Assad ‘s fall in Syria wipes out one of the main bastions from which Iran and Russia wielded power across the region while Turkey, long aligned with rebels, emerges strengthened, while Israel hailed it as an outcome of its blows to Assad’s Iranian-backed allies.

The Arab world faces the challenge of reintegrating one of West Asia’s central states, while containing the militant Sunni Islam that underpinned the anti-Assad revolt but has also metastasized into the horrific sectarian violence of Islamic State.

HTS is still designated as a terrorist group by the United Nations and most countries, but has spent years trying to soften its image and distance itself from its al Qaeda roots to reassure foreign states and minority groups within Syria.

New History

The group’s leader, Ahmed al-Sharaa, better known as Abu Mohammed al-Golani, vowed to rebuild Syria.

“A new history, my brothers, is being written in the entire region after this great victory,” he told a huge crowd at ancient Umayyad Mosque in Damascus on Sunday. With hard work Syria would be “a beacon for the Islamic nation”.

Assad’s prime minister, Mohammed Jalali, told Sky New Arabia he would be willing to meet with Golani and was ready to provide documents and assistance for the transfer of power. He said he had no answer to the fate of the Syrian army.

“It is a question left to the brothers who will take over the management of the country’s affairs, what concerns us today is the continuation of services for Syrians,” he said.

Nitin A Gokhale WhatsApp Channel

Freeing Prisoners

The Assad police state was known for generations as one of the harshest in the Middle East, holding hundreds of thousands of political prisoners. On Sunday, elated inmates poured out of jails. Reunited families wept in joy. Newly freed prisoners were filmed running through the Damascus streets holding up their hands to show how many years they had been in prison.

The White Helmets rescue organisation said it had dispatched emergency teams to search for hidden underground cells still believed to hold detainees.

One of the final areas to fall to the rebels was the Mediterranean coast, heartland of Assad’s Alawite sect and site of Russia’s naval base.

Looting took place in the coastal city of Latakia on Sunday but had subsided on Monday, residents said, with few people in the streets and shortages of fuel and bread.

Two Alawite residents said that so far the situation had panned out better than they thought, seemingly without sectarian retribution against Alawites.
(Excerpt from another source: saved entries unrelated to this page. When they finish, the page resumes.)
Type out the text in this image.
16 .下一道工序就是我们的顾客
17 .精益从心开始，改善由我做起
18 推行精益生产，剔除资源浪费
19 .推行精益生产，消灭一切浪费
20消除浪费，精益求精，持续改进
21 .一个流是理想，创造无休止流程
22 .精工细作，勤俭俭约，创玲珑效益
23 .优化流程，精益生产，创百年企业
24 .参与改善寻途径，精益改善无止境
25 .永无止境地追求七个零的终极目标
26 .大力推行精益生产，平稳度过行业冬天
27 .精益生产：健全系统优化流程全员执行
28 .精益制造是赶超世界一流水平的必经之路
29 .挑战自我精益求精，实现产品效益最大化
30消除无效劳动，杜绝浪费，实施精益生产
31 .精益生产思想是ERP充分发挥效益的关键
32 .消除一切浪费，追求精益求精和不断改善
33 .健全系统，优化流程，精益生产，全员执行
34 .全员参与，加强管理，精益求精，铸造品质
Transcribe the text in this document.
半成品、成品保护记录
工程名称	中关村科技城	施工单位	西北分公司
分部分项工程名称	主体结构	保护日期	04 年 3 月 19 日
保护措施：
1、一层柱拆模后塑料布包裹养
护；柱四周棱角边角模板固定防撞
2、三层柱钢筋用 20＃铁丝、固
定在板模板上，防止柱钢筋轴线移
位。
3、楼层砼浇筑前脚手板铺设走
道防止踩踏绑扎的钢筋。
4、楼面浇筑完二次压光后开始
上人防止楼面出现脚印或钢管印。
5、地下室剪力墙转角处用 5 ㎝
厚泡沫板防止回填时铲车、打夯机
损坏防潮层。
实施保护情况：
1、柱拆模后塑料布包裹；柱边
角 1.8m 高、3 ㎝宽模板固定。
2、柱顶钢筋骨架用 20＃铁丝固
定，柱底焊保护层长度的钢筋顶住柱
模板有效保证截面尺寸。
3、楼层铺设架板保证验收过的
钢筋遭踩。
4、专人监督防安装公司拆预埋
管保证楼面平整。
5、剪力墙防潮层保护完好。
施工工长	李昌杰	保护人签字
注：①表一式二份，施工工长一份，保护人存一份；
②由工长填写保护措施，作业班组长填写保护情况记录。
One said a friend had been visited at home by rebel fighters who told him to hand over any weapons he had, which he did.

Near Latakia, rebels had yet to enter the Assad family’s ancestral village of Qardaha, site of a huge mausoleum for Assad’s father who took power in the 1960s. A resident said all senior figures tied to Assad and his rule had left.

“Only the poor are left here. The rich guys and thieves are gone,” he said.

Israel, U.S. Launch Strikes

Israel said Assad’s fall was a direct consequence of Israel’s punishing assault on Iran’s Lebanese allies Hezbollah, who had propped up Assad for years but were decimated since September by an Israeli air and ground campaign.

On Sunday, Israel struck sites linked to Iran in Syria. It has also pushed tanks over the border into a demilitarised buffer zone to prevent a spillover from the turmoil there, but says it intends on staying out of the conflict. On Monday the Israeli military published photos of its forces in the Mount Hermon border area.

The United States, which has 900 soldiers on the ground in Syria operating alongside Kurdish-led forces in the east, said its forces hit around 75 targets in air strikes against Islamic State camps and operatives on Sunday.

“There’s a potential that elements in the area, such as ISIS, could try to take advantage of this opportunity and regain capability… Those strikes were focused on those cells,” Secretary of Defense Lloyd Austin said during a visit to Japan.